Defendo a tese, assim como o pesquisador Dr. Fernando Cássio, que o NEM é irreformável e inegociável, pois não traz benefícios para classe trabalhadora e só torna mais abissais as clivagens existentes em nosso país. Se, de fato, a política de “consulta democrática” funcionasse, o governo do PT iria ouvir de associações, entidades e pesquisadores/as comprometidos/as com uma educação pública laica e emancipatória, que tal política necessita, urgentemente, ser desativada. Embora tenha sido feito um investimento muito alto, tanto financeiro quanto pedagógico, continuar com ela é insistir em um erro que dividirá cada vez mais os/as brasileiros/as entre aqueles/as que frequentarão uma escola de elite e os/as que estudarão em uma instituição vazia e pobre de conteúdos clássicos eleitos como formativos.

A grande questão é que Luciano Huck e outras tantas pessoas, a exemplo de economistas e coaches educacionais, permanecem com mais prestígio do que aqueles/as que estão na universidade, principalmente nas públicas, às vezes há mais de trinta anos, estudando entrelaçamentos entre educação, sociedade e currículo. Na atual conjuntura, mais valem as meras opiniões (doxa) da classe burguesa do que as pesquisas (episme) que vêm sendo produzidas em ambientes acadêmicos. Enquanto isso continuar acontecendo, não avançaremos muito no “debate” e o “esperneio dos inconformados”, expressão usada pelo Jornal Estadão, continuará porque assentados em uma lógica educacional que não se contenta com o pragmatismo a-histórico a que são submetidos os conteúdos escolares pela pedagogia das competências, mas buscam uma escola comprometida com a esperança transformadora do status quo e com a emancipação em seus múltiplos vieses.

PROFESSOR OSVALDO ALVES DE JESUS JÚNIOR é amante das letras e das narrativas.

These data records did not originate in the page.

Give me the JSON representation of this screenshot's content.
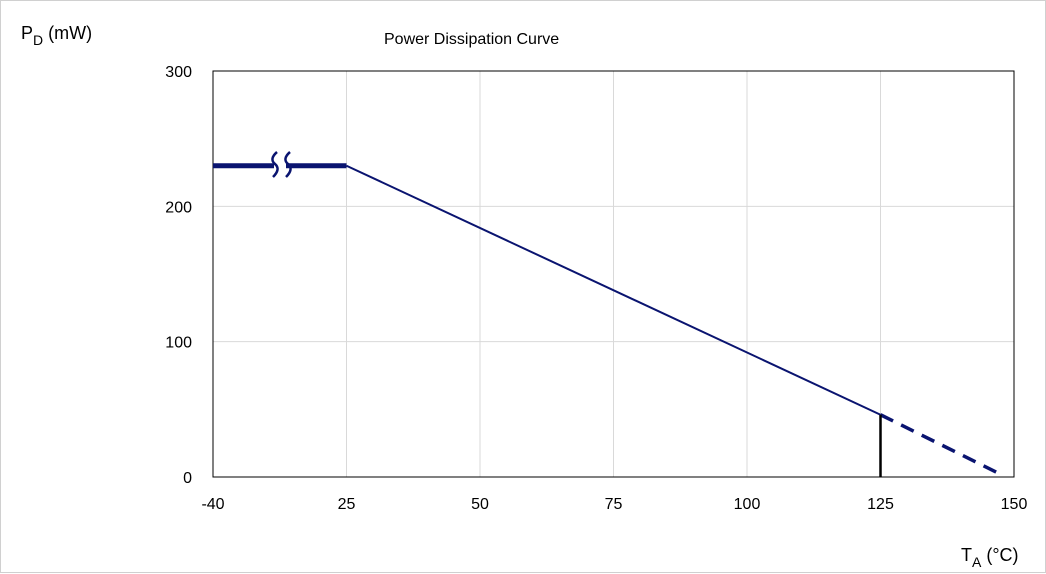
{
  "chart_data": {
    "type": "line",
    "title": "Power Dissipation Curve",
    "ylabel": {
      "main": "P",
      "sub": "D",
      "unit": " (mW)"
    },
    "xlabel": {
      "main": "T",
      "sub": "A",
      "unit": " (°C)"
    },
    "x_tick_labels": [
      "-40",
      "25",
      "50",
      "75",
      "100",
      "125",
      "150"
    ],
    "y_tick_labels": [
      "0",
      "100",
      "200",
      "300"
    ],
    "x_ticks": [
      0,
      25,
      50,
      75,
      100,
      125,
      150
    ],
    "y_ticks": [
      0,
      100,
      200,
      300
    ],
    "xlim": [
      0,
      150
    ],
    "ylim": [
      0,
      300
    ],
    "grid": true,
    "axis_break_note": "x axis broken between -40 and 25",
    "series": [
      {
        "style": "thick",
        "color": "#0a1470",
        "x": [
          0,
          25
        ],
        "y": [
          230,
          230
        ]
      },
      {
        "style": "solid",
        "color": "#0a1470",
        "x": [
          25,
          125
        ],
        "y": [
          230,
          46
        ]
      },
      {
        "style": "dashed",
        "color": "#0a1470",
        "x": [
          125,
          147
        ],
        "y": [
          46,
          3
        ]
      }
    ],
    "marker_lines": [
      {
        "color": "#000000",
        "x": 125,
        "y": [
          0,
          46
        ]
      }
    ]
  }
}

É formado em Letras Vernáculas e Pedagogia, tendo pós-graduação em Metodologia do Ensino da Língua Portuguesa, Metodologia do Ensino Superior, Psicopedagogia Clínico-Institucional, e Gênero e Sexualidade na Educação. Em 2018, publicou seu primeiro livro de crônicas, Fragmentos sinestésicos. Em 2019, lançou An…danças: facetas cotidianas, obra que contém prefácio da filósofa Marcia Tiburi. Em 2021, publicou BNCC: que axé ela tem?, e em 2022 Eu não posso ler seu livro. Participa, constantemente, de antologias literárias.